In Japan (you may realize by now I am infatuated with Japan), there are always anti-nuclear power rallies going on. As I have said before I have seen a couple personally, such as the June 2013 60,000 person rally in Tokyo by the Diet building. This is due to the recent failings of the Fukushima Nuclear Plant and yet, despite the country-wide disapproval of nuclear power, there are plans to build another nuclear power plant in Japan by 2030. As such this too is science ignoring the pleas of the people with the intent of bettering the nation. If we have to dirty our hand to make the world a better place then so be it!
On Earth there will indeed come a time when we run out of fossil fuels and have to rely on our renewable resources such as Wind Power, Solar Power, and Nuclear Power. What is the safest? What is the most reliable? There is no telling whether one is better than the other but lets take a look at nuclear power. For countless years now the use of nuclear energy as a renewable resource has been a very controversial issue. Like all things in our world it has its advantages and disadvantages though, in the case of nuclear energy production, they tend to range from very beneficial to catastrophic. On the plus side it is known to produce far fewer greenhouse gases than other forms of electric generators such as fossil fuels and the electricity of which it produces comes in far greater amounts than other methods such as solar power. However, as we all know, for every up there is a down. Nuclear power plants have a high potential to be targets of terrorism, nuclear waste lasts hundreds of thousands of years, and then of course there is always the risk of a meltdown, leakage, or overall collapse. I am sure many of us are familiar with the Chernobyl disaster in Russia, the Fukushima disaster in Japan, as well as the Three-Mile Island accident in Pennsylvania.

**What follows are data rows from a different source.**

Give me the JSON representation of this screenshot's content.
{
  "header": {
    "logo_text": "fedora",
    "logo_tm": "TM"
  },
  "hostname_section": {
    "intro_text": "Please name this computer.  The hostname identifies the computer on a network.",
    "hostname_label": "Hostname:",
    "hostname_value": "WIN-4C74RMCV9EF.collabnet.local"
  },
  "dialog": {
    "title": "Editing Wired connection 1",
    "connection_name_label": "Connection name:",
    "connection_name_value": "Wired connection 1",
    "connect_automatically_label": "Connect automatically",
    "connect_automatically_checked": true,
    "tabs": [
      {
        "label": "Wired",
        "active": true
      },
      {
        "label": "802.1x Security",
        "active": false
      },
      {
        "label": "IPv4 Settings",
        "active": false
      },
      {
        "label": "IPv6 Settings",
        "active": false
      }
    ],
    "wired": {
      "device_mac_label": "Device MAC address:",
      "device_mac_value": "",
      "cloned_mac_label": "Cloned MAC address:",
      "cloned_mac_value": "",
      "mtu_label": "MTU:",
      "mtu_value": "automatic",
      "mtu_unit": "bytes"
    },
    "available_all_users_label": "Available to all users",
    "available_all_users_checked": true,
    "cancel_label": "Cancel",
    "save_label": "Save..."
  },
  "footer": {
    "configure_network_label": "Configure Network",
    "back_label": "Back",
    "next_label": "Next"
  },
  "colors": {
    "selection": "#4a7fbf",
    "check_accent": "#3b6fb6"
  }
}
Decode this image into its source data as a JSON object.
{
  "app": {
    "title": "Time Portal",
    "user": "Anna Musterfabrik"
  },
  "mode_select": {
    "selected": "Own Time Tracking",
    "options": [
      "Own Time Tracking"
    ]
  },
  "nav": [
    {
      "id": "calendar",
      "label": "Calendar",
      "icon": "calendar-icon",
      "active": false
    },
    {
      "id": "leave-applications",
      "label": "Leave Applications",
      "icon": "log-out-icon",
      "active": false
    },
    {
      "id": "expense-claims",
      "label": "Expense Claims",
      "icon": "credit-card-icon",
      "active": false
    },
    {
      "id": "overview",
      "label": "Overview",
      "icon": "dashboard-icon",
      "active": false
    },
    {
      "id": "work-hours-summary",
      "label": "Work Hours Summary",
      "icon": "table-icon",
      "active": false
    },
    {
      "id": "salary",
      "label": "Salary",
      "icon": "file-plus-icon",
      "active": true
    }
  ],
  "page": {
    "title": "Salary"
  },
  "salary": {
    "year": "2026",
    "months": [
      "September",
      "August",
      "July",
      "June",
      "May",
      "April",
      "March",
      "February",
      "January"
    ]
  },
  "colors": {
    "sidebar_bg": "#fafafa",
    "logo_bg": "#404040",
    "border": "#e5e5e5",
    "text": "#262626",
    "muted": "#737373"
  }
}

It would appear that to most of the world, regarding the usage of nuclear power, is it highly opposed. A poll conducted in 2011, consisting of 24 countries, showed that only 3 of 24 nations, America, India, and Poland, were in favor of nuclear power where as the other nations, Germany, Italy (which has banned nuclear power), and Japan for instance, oppose the use of it. Many nations have changed their views on nuclear power due to the Fukushima disaster (which occurred in 2011) that even now is causing a lot of trouble in Japan as well as America. Protests against nuclear power are very frequent as even I myself have witnessed them in action, crowding the streets of Akita and many street corners of Tokyo, while abroad in Japan a year ago.
However, despite the damages and dangers, many organizations, such as the World Nuclear Association, strongly believe that nuclear power is a necessity for the future due to the increasing population, which results in an increase of fossil fuel and energy usage, thus increasing prices. Nuclear power usage also leads to cleaner air, reduced greenhouse gases, as well as a continuous supply of electricity.